Abstract
Asthma is a chronic T helper type 2 (Th2) cell-mediated inflammatory disease characterized by airway hyperresponsiveness (AHR) and airway inflammation. Although the majority of patients with asthma can achieve a good level of control with existing treatments, asthma runs a chronic course and the effectiveness of current treatment is not satisfactory for certain patients. MicroRNAs (miRNAs) are short noncoding RNAs that suppress gene expression at the post-transcriptional level; their role in regulating allergic inflammation remains largely unknown. The present study aimed to explore the role of miRNA-155 in the pathogenesis of asthma and its potential as a target for treatment. The expression of miRNA-155 increased in ovalbumin-sensitized and challenged mice compared with control mice, and lentiviral vector-delivered small interfering (si)RNA targeting miRNA-155 resulted in reduced AHR, airway inflammation and Th2 cytokine production. The data from the present study indicate that miRNA-155 serves an important role in the pathogenesis of asthma, and that lentiviral vector-delivered siRNA targeting miRNA-155 may serve as a novel approach for the treatment of allergic asthma.

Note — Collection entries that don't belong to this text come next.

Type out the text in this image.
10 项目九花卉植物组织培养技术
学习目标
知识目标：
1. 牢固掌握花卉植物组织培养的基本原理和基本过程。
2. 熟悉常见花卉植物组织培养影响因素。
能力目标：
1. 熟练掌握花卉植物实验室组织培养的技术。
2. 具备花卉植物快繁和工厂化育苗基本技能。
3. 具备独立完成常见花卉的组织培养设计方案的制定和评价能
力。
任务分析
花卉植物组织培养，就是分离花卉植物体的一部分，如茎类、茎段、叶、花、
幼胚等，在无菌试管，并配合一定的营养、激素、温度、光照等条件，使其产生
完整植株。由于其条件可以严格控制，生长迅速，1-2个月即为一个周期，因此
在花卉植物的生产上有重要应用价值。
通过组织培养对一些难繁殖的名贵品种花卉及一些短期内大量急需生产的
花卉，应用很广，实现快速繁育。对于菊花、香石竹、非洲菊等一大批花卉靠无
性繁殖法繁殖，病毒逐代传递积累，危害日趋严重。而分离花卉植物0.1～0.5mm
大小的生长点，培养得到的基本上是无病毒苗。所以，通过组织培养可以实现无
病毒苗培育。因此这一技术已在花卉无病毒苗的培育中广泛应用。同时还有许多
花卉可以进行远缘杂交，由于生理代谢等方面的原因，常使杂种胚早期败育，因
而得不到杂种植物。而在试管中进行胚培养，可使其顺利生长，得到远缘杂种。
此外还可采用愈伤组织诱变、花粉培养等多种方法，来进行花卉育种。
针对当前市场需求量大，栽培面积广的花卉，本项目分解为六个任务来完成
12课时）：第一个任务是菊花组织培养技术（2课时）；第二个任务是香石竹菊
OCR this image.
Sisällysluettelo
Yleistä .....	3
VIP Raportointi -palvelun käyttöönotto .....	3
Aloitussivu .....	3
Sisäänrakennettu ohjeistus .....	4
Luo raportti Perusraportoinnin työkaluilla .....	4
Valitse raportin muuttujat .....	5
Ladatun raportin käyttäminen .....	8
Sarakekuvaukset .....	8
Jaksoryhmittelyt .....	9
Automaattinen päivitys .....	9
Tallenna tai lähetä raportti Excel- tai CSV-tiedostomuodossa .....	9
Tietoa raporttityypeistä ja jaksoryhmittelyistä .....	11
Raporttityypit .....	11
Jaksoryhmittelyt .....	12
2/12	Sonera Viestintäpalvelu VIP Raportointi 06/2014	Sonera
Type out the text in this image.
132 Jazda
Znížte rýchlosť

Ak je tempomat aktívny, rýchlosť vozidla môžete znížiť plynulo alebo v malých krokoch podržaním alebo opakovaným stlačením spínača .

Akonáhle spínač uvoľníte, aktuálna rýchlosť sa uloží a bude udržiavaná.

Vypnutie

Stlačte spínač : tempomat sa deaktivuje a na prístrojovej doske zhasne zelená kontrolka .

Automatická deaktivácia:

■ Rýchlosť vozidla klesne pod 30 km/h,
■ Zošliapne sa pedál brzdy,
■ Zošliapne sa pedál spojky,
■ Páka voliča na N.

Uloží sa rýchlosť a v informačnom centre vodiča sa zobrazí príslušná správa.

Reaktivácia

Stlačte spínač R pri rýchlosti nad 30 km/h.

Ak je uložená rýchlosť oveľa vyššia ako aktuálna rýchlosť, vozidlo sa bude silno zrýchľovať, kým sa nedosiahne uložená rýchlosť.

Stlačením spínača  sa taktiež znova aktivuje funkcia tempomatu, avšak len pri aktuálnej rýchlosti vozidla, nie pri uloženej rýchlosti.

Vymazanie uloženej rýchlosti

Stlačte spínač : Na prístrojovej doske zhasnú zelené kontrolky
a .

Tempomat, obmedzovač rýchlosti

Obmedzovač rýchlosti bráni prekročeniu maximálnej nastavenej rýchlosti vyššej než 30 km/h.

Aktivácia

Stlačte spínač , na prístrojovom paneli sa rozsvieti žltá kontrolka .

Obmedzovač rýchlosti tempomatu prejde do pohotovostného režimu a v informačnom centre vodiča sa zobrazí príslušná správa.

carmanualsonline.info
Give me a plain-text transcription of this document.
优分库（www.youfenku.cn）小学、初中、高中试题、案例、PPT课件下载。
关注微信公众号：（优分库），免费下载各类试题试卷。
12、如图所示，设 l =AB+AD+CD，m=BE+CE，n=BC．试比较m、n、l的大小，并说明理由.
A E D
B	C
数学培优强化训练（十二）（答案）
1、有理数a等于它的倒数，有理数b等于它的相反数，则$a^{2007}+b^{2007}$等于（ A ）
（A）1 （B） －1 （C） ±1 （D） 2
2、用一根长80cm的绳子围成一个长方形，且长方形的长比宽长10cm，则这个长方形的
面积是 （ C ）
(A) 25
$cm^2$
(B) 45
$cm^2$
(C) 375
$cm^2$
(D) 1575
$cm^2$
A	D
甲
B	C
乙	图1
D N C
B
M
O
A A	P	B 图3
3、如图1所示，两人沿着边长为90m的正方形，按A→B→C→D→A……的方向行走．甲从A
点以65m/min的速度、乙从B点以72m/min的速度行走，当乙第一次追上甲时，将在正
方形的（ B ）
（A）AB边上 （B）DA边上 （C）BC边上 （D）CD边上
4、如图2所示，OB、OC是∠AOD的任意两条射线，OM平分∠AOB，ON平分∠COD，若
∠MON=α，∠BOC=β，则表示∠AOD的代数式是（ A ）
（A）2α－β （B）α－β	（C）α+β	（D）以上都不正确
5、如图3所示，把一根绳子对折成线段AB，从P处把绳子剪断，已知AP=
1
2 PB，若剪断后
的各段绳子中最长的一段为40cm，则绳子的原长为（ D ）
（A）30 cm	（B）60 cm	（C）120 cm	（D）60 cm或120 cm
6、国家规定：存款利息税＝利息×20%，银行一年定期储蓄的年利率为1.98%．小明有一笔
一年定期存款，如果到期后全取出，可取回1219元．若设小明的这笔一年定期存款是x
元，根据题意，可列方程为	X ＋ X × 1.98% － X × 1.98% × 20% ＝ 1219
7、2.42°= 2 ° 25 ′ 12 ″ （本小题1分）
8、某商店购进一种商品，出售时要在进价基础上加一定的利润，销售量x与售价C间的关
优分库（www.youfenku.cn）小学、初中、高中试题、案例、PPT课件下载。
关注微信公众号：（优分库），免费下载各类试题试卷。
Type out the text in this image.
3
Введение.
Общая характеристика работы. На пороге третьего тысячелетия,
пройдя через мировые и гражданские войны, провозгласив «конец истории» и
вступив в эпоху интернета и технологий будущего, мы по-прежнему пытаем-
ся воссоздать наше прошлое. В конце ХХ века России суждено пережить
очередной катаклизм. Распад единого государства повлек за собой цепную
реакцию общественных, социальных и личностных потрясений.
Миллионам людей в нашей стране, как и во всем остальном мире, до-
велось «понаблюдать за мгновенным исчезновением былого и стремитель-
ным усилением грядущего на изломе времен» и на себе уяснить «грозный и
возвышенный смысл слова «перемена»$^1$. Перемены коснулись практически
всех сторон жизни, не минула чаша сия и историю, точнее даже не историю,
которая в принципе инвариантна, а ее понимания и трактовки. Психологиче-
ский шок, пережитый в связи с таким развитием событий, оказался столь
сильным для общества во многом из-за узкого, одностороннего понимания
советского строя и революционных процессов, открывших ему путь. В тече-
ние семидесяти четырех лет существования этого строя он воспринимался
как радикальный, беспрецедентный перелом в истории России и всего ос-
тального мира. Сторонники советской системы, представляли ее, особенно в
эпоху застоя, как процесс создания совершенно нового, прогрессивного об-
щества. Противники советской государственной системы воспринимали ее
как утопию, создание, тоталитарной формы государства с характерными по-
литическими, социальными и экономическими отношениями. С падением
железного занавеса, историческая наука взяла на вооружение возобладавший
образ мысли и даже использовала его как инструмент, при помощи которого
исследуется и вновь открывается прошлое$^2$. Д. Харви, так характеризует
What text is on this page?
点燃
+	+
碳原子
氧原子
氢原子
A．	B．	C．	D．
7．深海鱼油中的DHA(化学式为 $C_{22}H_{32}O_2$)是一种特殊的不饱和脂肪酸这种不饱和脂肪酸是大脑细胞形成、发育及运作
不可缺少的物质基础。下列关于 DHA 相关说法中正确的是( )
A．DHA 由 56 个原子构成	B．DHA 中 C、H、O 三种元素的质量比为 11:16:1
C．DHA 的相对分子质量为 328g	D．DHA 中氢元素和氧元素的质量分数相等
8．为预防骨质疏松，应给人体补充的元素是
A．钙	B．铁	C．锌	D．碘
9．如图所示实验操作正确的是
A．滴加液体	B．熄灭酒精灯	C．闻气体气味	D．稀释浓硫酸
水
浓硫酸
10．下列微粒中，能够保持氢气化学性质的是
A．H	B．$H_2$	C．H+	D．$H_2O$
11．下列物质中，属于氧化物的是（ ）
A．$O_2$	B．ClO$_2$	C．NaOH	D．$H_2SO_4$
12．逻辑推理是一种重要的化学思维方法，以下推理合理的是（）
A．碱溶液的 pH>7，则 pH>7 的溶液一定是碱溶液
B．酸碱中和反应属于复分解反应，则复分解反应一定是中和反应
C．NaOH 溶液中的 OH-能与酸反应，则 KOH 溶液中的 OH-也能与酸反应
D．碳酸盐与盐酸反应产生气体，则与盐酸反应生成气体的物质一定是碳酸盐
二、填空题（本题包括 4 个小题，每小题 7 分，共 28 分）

Keywords: asthma, gene therapy, microRNA, microRNA-155, lentivirus, small interfering RNA
Introduction
Asthma is a common chronic airway inflammatory disease characterized by T helper 2 (Th2) cell-mediated eosinophilic inflammation and airway hyperresponsiveness (AHR) (1). The World Health Organization estimates that as many as 300 million people worldwide suffer from asthma (2). Despite intense ongoing research, the underlying molecular mechanisms leading to asthma remain unclear. Although the majority of patients with asthma can achieve a good level of control with existing treatments, asthma still has a chronic and long disease course, and the effectiveness of current treatments is not satisfactory for numerous patients.
MicroRNAs (miRNAs/miRs) are a large family of endogenous noncoding RNAs that post-transcriptionally modulate gene expression by promoting mRNA degradation or inhibiting protein translation (3). The alteration of miRNA expression has been implicated in a range of human diseases (4–6). Emerging evidence has identified that miRNAs serve an essential role in allergic airway diseases. Inhibition of miR-126 was demonstrated to suppress the function of Th2 cells and the development of allergic airway inflammation (7). In addition, antagonism of miR-145 has been revealed to inhibit eosinophilic airway inflammation, Th2 cytokine production and AHR (8). Furthermore, another previous study identified that anti-let-7 treatment markedly inhibited the production of allergic cytokines and asthmatic features (9). Based on the aforementioned evidence, the manipulation of miRNA expression has a potential application for the treatment of allergic airway diseases.
Attention has recently been focussed on to miR-155, a multifunctional miRNA, due to its role in multiple physiological processes in the immune system (10–13). Data from clinical samples support the theory that miR-155 serves a critical role in the pathogenesis of allergic diseases, including allergic rhinitis (14,15) and atopic dermatitis (16). In regards to the lungs, mice deficient in miR-155 exhibited enhanced airway remodelling (12) and miR-155 was demonstrated to contribute to the regulation of allergic airway inflammation by modulating Th2 responses through the transcription factor PU.1 (17). In addition, miR-155 deficiency has been identified to alleviate allergic airway inflammation in mice (18). Despite limited evidence linking miR-155 to the etiology of asthma, previous studies have evaluated the feasibility of using miR-155 antagonists to treat asthma (19,20).
The present study indicates that miR-155 serves an important proinflammatory role in the development of AHR and allergic airway inflammation. Decreasing the level of miR-155 with small interfering (si)RNA delivered by a lentiviral vector significantly reduced the severity of inflammatory lesions and AHR. These findings suggest that a siRNA-expressing lentiviral vector targeting miR-155 may be a novel approach for the therapy of asthma.
Materials and methods
Mice
A total of 24 female BALB/c mice (weight, 18–20 g; 4–6 weeks old) were purchased from the Laboratory Animal Center of Hubei Province (Wuhan, China). All mice were maintained in a vinyl isolator in a room maintained at a constant temperature (22±2°C) and humidity (55±5%) on a 12-h light/dark cycle. Mice were provided with water and food ad libitum. The Institutional Animal Care and Use Committee of Tongji Hospital (Wuhan, China) approved the protocols used for animal experiments in the present study.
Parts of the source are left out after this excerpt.